Every so often I receive SPAM emails to my Priority Inbox in Google because they are marked as coming from our domain with both SPF and DKIM pass, even though they were sent from a spammer on another server.

Here are some sample headers: https://pastebin.com/JjvYSq0A

I believe this may be happening because we are using both SES and Google Mail and have designated both as trusted sources for e-mail.

I guess I'm wondering whether there is any way to keep spoofed messages from being signed as from us. We've had this problem for a while.

  • Yes, this can be fixed, but it all comes down to how you configed your SPF and DKIM. My guess is that you allowed all of Google and SES to be authorised senders. The fix is to limit the scope. But, you would need to post your configs for me to verify this.
    – schroeder
    Nov 12, 2017 at 16:03

2 Answers 2


From the header you posted, "WEBSITE-DOMAIN.org" is your domain, correct? If so, then this spammer is spoofing the header from address. You can prevent header from spoofing with DMARC.

DMARC confirms that the header from address domain is "in alignment" with either the MAIL FROM domain or the DKIM signing domain. "Alignment" means that either the domains match exactly (strict mode) or it's a subdomain of the header from address domain (relaxed mode).

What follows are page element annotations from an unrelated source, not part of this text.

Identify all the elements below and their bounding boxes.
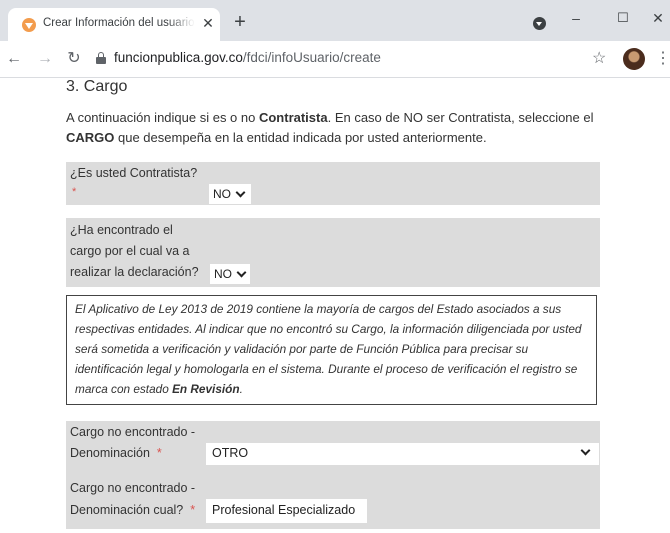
- chevron-down-icon: [236, 267, 247, 278]
- denominacion-label-1: Cargo no encontrado -: [70, 425, 196, 439]
- chevron-down-icon: [235, 187, 246, 198]
- contratista-row: ¿Es usted Contratista? * NO: [66, 162, 600, 205]
- intro-text: A continuación indique si es o no Contra…: [66, 110, 594, 145]
- tab-close-icon[interactable]: ✕: [199, 14, 217, 32]
- cargo-encontrado-label-3: realizar la declaración?: [70, 265, 199, 279]
- new-tab-button[interactable]: +: [230, 12, 250, 33]
- url-text: funcionpublica.gov.co/fdci/infoUsuario/c…: [114, 50, 381, 65]
- active-tab[interactable]: Crear Información del usuario - S ✕: [8, 8, 220, 41]
- denominacion-section: Cargo no encontrado - Denominación * OTR…: [66, 421, 600, 529]
- tab-strip: Crear Información del usuario - S ✕ + – …: [0, 0, 670, 41]
- chevron-down-icon: [580, 445, 591, 456]
- cargo-encontrado-label-2: cargo por el cual va a: [70, 244, 190, 258]
- back-arrow-icon[interactable]: ←: [4, 49, 24, 69]
- bookmark-star-icon[interactable]: ☆: [592, 48, 606, 68]
- maximize-button[interactable]: ☐: [613, 8, 633, 28]
- denominacion-select[interactable]: OTRO: [206, 443, 599, 465]
- denominacion-cual-label-1: Cargo no encontrado -: [70, 481, 196, 495]
- profile-avatar[interactable]: [623, 48, 645, 70]
- cargo-encontrado-row: ¿Ha encontrado el cargo por el cual va a…: [66, 218, 600, 287]
- forward-arrow-icon[interactable]: →: [35, 49, 55, 69]
- denominacion-cual-input[interactable]: Profesional Especializado: [206, 499, 367, 523]
- browser-toolbar: ← → ↻ funcionpublica.gov.co/fdci/infoUsu…: [0, 41, 670, 78]
- tab-title: Crear Información del usuario - S: [43, 17, 195, 29]
- address-bar[interactable]: funcionpublica.gov.co/fdci/infoUsuario/c…: [96, 44, 616, 73]
- site-favicon-icon: [22, 18, 36, 32]
- close-window-button[interactable]: ✕: [648, 8, 668, 28]
- lock-icon: [96, 52, 106, 64]
- contratista-select[interactable]: NO: [209, 184, 251, 204]
- page-content: 3. Cargo A continuación indique si es o …: [0, 78, 670, 533]
- cargo-encontrado-select[interactable]: NO: [210, 264, 250, 284]
- required-marker: *: [72, 186, 77, 198]
- minimize-button[interactable]: –: [566, 8, 586, 28]
- contratista-value: NO: [213, 187, 231, 201]
- section-title: 3. Cargo: [66, 78, 128, 95]
- extension-icon[interactable]: [533, 17, 546, 30]
- denominacion-cual-label-2: Denominación cual? *: [70, 503, 196, 517]
- denominacion-label-2: Denominación *: [70, 446, 162, 460]
- notice-box: El Aplicativo de Ley 2013 de 2019 contie…: [66, 295, 597, 405]
- cargo-encontrado-value: NO: [214, 267, 232, 281]
- denominacion-value: OTRO: [212, 446, 249, 460]
- cargo-encontrado-label-1: ¿Ha encontrado el: [70, 223, 173, 237]
- menu-kebab-icon[interactable]: ⋮: [655, 48, 670, 68]
- contratista-label: ¿Es usted Contratista?: [70, 166, 198, 180]
- reload-icon[interactable]: ↻: [64, 49, 84, 69]
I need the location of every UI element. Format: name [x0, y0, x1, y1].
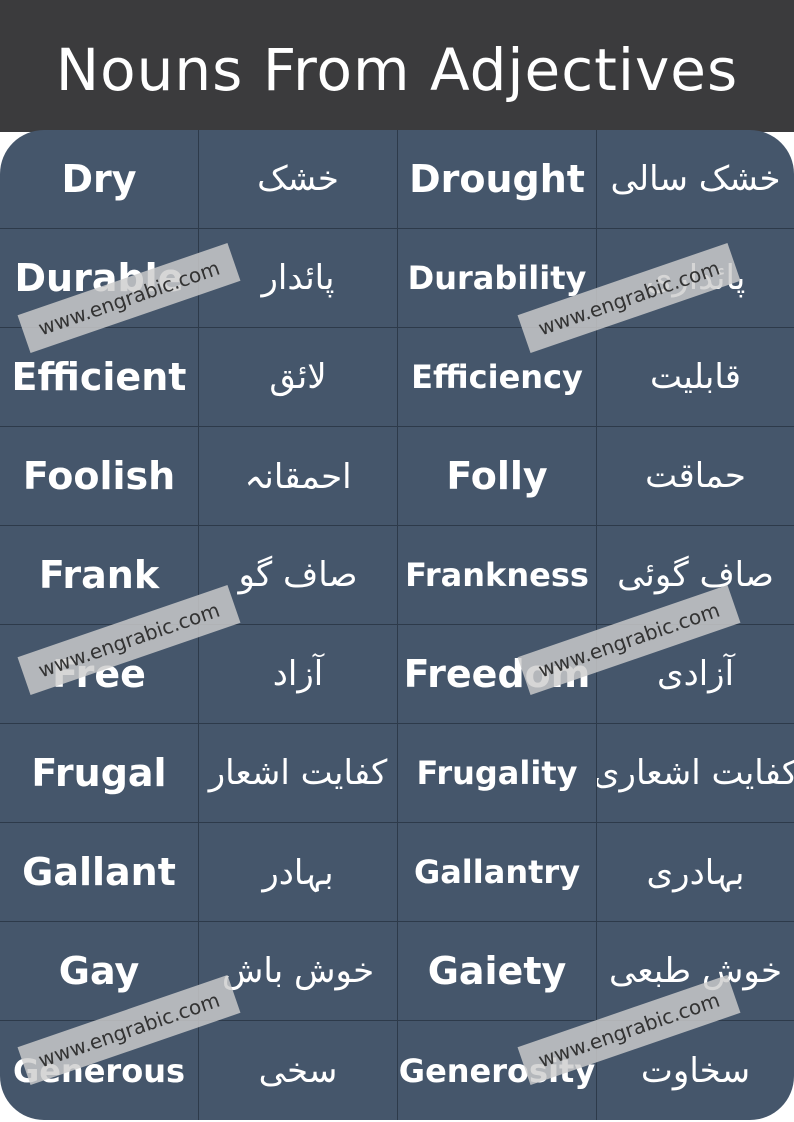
noun-urdu-cell: قابلیت [597, 328, 794, 427]
header-bar: Nouns From Adjectives [0, 0, 794, 132]
adjective-urdu-cell: سخی [199, 1021, 398, 1120]
adjective-urdu-cell: احمقانہ [199, 427, 398, 526]
noun-cell: Drought [398, 130, 597, 229]
noun-cell: Gaiety [398, 922, 597, 1021]
adjective-cell: Frugal [0, 724, 199, 823]
noun-cell: Frankness [398, 526, 597, 625]
noun-urdu-cell: حماقت [597, 427, 794, 526]
adjective-urdu-cell: بہادر [199, 823, 398, 922]
adjective-urdu-cell: لائق [199, 328, 398, 427]
noun-cell: Gallantry [398, 823, 597, 922]
page-title: Nouns From Adjectives [55, 36, 739, 104]
adjective-urdu-cell: کفایت اشعار [199, 724, 398, 823]
adjective-cell: Dry [0, 130, 199, 229]
adjective-urdu-cell: آزاد [199, 625, 398, 724]
noun-cell: Frugality [398, 724, 597, 823]
noun-urdu-cell: خشک سالی [597, 130, 794, 229]
noun-cell: Efficiency [398, 328, 597, 427]
adjective-urdu-cell: خشک [199, 130, 398, 229]
adjective-cell: Foolish [0, 427, 199, 526]
adjective-cell: Gallant [0, 823, 199, 922]
noun-urdu-cell: بہادری [597, 823, 794, 922]
noun-cell: Folly [398, 427, 597, 526]
noun-urdu-cell: کفایت اشعاری [597, 724, 794, 823]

Implementing DMARC can be a little complicated depending on your specific configuration, and it's easy to accidentally block your own legitimate email if not done correctly. The details will vary, but here's the basic process:

  1. Create a list of all legitimate sources of email from your domain. You mentioned SES and GSuite, but there may be others you don't know about (from shadow IT, for instance).
  2. Create a DMARC DNS record, making sure to set the policy to monitor mode ("none")
  3. Configure all known legitimate email sources to use your domain/subdomain for DKIM signing or use your domain/subdomain for MAIL FROM (preferably both, but not necessary), adding/modifying SPF and DKIM records as appropriate. Most mainstream email services accommodate this, including SES and GSuite, but unfortunately some still don't.
  4. You'll start receiving aggregate DMARC reports at the email address specified in your DMARC record. Review these for at least a few weeks to make sure you haven't overlooked a source of legitimate email from your domain. Also review the headers from emails sent by your company to confirm that they're passing DMARC. Check the headers from as many different receiving services as possible, because they don't all handle DMARC the same way (especially if automatic email forwarding is involved)
  5. When you're sure all of your domain's legitimate emails are passing DMARC, change the DMARC policy specified in the DNS record to "quarantine" or "reject"

That certainly appears to be the case.

Unfortunately I don't know enough about Google mail and SES to say if it can be improved upon, I would contact the support for both of them to find out. On Office 365 that certainly isn't a problem since you get your own Exchange service.